Data are generated from $z_i | \mu_i \sim N (\mu_i, 1), \quad i = 1, \dots, N.$
In plain words, the first observation $z_1$ is drawn from the normal distribution with mean $μ_1$ and variance 1, the second observation $z_2$ is drawn from the normal distribution with mean $μ_2$ and variance 1, and so on.
Note that for each candidate $\mu$ , we have only one measurement $z$ , which is composed of $N$ numbers, $(z_1,\dots, z_N)$ .

Question: How to obtain a good estimate of $μ = (μ_1, \dots, μ_N)$ based on the one observation $z = (μ_1, \dots, μ_N)$ ?

The maximum-likelihood estimator (MLE) is $\hat{\mu}^{(MLE)} = z$ . We can verify that this estimator is unbiased: $\mathbb{E} \hat{\mu}^{(MLE)} = \mu.$
The James-Stein Estimator is $\hat{\mu}^{JS} = (1- \frac{N-2}{||z||^2})z$ .
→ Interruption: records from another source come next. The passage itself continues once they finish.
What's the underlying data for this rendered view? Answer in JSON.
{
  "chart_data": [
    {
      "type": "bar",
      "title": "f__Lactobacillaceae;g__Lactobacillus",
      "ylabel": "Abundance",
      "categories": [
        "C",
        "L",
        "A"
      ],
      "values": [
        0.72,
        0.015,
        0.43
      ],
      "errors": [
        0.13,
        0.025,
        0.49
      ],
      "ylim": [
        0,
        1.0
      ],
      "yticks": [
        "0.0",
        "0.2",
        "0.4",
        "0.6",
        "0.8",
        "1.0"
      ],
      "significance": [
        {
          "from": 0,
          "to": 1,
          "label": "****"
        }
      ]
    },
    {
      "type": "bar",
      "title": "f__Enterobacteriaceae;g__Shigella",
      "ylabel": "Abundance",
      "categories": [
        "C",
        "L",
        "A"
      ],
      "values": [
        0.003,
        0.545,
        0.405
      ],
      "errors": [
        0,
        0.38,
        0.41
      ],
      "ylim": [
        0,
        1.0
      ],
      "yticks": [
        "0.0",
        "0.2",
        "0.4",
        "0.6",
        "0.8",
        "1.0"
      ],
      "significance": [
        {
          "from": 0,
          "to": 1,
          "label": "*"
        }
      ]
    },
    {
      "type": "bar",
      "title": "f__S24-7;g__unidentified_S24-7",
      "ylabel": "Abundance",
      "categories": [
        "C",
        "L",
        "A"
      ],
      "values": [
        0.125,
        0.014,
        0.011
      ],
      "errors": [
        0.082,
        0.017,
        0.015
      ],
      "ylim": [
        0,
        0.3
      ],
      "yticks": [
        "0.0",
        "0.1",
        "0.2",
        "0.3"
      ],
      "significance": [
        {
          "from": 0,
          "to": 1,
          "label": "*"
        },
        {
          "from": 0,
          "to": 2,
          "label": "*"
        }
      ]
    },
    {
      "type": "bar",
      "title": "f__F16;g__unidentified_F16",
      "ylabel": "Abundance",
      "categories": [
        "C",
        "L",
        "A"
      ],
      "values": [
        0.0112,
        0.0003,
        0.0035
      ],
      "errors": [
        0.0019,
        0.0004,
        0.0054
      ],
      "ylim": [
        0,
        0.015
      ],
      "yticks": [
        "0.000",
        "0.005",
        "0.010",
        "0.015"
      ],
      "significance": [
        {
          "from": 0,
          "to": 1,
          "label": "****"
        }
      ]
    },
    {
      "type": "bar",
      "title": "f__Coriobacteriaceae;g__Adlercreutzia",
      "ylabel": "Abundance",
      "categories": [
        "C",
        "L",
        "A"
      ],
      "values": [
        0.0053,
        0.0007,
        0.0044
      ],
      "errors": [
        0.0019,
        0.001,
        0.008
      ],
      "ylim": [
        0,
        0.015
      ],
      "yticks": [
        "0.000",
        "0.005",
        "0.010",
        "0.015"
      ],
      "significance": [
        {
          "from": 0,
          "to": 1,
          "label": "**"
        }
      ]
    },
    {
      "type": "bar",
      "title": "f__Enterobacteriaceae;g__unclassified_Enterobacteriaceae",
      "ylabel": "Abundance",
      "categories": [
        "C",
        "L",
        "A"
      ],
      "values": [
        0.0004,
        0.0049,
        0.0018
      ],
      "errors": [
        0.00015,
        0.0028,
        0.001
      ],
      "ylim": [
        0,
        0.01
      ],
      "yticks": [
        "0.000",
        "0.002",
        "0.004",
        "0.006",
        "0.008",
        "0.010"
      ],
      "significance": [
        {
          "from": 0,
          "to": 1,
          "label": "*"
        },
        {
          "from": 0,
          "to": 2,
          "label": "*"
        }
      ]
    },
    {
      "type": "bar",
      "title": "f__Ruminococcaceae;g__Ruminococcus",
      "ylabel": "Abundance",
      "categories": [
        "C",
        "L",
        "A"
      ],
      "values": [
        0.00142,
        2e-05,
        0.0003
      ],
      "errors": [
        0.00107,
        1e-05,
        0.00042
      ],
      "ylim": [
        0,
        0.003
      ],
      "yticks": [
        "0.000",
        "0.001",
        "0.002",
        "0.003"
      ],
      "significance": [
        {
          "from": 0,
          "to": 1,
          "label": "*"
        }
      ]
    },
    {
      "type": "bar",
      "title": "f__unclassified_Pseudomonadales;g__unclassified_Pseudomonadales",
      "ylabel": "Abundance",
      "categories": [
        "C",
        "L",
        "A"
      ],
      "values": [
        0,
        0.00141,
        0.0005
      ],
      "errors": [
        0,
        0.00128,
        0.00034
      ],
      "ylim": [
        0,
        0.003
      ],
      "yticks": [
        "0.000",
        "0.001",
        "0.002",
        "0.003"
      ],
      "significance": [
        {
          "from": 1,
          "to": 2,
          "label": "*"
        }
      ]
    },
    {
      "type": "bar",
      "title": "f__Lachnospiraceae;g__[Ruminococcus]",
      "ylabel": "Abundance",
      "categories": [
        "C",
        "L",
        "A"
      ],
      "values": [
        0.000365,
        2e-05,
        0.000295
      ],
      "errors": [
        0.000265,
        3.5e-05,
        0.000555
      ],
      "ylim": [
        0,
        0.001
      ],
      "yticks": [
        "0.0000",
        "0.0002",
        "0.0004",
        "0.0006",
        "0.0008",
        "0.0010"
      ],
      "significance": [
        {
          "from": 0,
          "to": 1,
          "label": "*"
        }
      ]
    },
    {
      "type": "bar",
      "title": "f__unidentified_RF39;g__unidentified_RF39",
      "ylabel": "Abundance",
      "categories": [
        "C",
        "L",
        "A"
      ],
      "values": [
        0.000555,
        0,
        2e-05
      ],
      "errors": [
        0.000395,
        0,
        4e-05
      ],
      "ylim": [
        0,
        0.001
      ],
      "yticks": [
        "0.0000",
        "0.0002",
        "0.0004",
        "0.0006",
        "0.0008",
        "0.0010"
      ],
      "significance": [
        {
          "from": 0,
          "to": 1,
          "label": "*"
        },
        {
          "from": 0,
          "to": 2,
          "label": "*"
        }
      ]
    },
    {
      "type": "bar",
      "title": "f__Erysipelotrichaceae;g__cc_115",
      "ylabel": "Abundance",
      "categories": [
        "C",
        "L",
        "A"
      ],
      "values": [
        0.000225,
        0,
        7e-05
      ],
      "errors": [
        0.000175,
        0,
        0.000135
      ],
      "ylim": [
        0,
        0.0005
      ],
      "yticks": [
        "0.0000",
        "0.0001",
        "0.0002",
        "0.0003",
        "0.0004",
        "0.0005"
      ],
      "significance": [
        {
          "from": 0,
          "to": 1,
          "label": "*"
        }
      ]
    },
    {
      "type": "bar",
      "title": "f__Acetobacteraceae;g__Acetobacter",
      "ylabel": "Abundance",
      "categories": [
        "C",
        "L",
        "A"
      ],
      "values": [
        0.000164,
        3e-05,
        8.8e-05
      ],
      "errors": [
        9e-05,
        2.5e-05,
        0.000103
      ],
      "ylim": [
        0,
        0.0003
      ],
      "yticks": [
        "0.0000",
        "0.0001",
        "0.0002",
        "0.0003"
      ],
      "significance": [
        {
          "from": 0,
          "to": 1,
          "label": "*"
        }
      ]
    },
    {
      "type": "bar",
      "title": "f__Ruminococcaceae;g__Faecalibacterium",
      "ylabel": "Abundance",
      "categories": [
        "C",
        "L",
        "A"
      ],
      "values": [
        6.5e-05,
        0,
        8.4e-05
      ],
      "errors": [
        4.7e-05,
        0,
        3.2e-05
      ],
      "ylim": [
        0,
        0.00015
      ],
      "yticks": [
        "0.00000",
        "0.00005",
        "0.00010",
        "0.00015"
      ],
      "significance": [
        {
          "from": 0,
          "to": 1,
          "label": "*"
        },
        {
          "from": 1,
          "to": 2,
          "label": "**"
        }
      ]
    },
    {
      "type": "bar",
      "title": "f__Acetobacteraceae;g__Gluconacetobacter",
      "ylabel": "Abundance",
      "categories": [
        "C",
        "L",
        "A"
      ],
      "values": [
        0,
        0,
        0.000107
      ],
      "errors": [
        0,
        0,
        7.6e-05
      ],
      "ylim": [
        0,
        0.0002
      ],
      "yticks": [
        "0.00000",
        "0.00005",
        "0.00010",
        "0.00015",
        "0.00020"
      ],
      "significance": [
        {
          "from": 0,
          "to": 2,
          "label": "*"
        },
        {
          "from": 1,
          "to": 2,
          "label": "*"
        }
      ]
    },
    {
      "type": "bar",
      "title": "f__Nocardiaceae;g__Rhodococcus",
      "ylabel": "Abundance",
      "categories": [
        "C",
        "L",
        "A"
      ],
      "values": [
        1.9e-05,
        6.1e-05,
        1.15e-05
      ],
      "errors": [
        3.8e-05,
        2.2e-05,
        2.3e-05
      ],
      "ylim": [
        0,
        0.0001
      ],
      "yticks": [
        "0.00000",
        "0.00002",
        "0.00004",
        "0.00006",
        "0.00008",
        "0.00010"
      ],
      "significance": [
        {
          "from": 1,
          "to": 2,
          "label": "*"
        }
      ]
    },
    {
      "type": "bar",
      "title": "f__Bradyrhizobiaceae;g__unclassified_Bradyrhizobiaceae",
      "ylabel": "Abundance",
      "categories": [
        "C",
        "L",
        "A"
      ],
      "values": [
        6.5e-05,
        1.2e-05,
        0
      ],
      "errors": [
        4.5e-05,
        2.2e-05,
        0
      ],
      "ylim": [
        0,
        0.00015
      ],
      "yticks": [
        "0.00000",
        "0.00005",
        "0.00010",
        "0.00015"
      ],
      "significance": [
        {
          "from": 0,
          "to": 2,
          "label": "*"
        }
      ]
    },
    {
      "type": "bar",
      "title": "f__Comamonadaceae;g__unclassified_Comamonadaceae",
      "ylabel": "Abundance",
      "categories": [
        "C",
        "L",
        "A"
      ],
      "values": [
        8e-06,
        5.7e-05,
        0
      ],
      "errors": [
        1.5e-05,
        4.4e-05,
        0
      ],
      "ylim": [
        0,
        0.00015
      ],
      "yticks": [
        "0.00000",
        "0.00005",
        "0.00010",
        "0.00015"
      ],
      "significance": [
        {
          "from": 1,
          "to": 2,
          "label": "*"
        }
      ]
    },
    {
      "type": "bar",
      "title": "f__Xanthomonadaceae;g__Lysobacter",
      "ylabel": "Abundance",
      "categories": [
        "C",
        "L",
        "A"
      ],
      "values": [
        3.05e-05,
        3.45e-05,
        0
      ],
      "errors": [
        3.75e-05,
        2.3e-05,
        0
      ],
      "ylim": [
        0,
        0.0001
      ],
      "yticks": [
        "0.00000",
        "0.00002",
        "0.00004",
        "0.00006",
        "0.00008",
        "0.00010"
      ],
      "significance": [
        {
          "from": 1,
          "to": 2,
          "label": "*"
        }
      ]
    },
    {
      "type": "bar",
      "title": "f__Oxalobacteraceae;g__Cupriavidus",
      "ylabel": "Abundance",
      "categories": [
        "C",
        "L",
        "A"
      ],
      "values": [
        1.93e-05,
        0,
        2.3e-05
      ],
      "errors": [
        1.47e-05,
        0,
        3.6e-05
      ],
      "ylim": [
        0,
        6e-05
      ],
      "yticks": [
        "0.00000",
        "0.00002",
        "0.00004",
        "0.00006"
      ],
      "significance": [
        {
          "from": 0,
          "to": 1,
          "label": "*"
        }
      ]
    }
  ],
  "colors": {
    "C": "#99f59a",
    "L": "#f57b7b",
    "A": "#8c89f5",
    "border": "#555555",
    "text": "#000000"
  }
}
Clearly, the James-Stein Estimator is biased. Indeed, it simply “shrinks” the unbiased MLE by $1- \frac{N-2}{||z||^2}$ . When $N\ge3$ , we have $1- \frac{N-2}{||z||^2} < 1$ .

James-Stein Theorem (1961). For $N \ge 3$ , the James-Stein Estimator dominates the MLE in terms of achieving a lower MSE: $\mathbb{E} ||\hat{μ}^{(JS)} - μ||^2 < \mathbb{E} ||\hat{μ}^{(MLE)} - μ||^2,$ where $||\hat{μ} - μ||^2 = \sum_{i=1}^N (\hat{μ}_i - μ_i) ^ 2$ .

Proving this theorem may be thorny if you have limited exposure to mathematical statistics before. However, we can use R to run some experiments/simulations, and data will tell us whether this theorem holds in reality.

3 Experiments

The function run_experiment() performs the following operations:

Take an input N and generate some vector $μ$ with length N
Repeat the following steps nrep(=100) times:
- generate a measurement z based on μ
- compute the μ_MLE and μ_JSE based on z
- compute the err_MLE and err_JSE based on z and μ
Return a data frame containing all the err_MLE and err_JSE

run_experiment = function(N) {
    nrep = 100
    err_MLE = rep(0,nrep)
    err_JSE = rep(0,nrep)
    μ = rnorm(N) # generated from standard normal dist
    
    for (i in 1:nrep) {
        e = rnorm(N,0,1)
        z = μ + e
        μ_MLE = z
        μ_JSE = (1-(N-2)/sum(z^2))*z
        err_MLE[i] = sum((μ_MLE-μ)^2)/N
        err_JSE[i] = sum((μ_JSE-μ)^2)/N
    }
    err_both = as.data.frame(cbind(err_MLE,err_JSE))
    names(err_both) = c("err_MLE","err_JSE")
    return(err_both)
}

We have the data for all the MSEs on 100 samples of James-Stein estimator and Maximum Likelihood estimator. We use the box plot to compare them.

get_box = function(N) {
    err = run_experiment(N)
    boxplot(err, ylab = "Error: ||hat{μ}-μ||/N")
    title(paste("μ_i is generated from Normal(0,1), sample size N=",N,sep=""))
}

get_box(N=3)

get_box(N=5)

get_box(N=2)

The statistical experiments confirm the superiority of James-Stein estimator when $N \ge 3$ .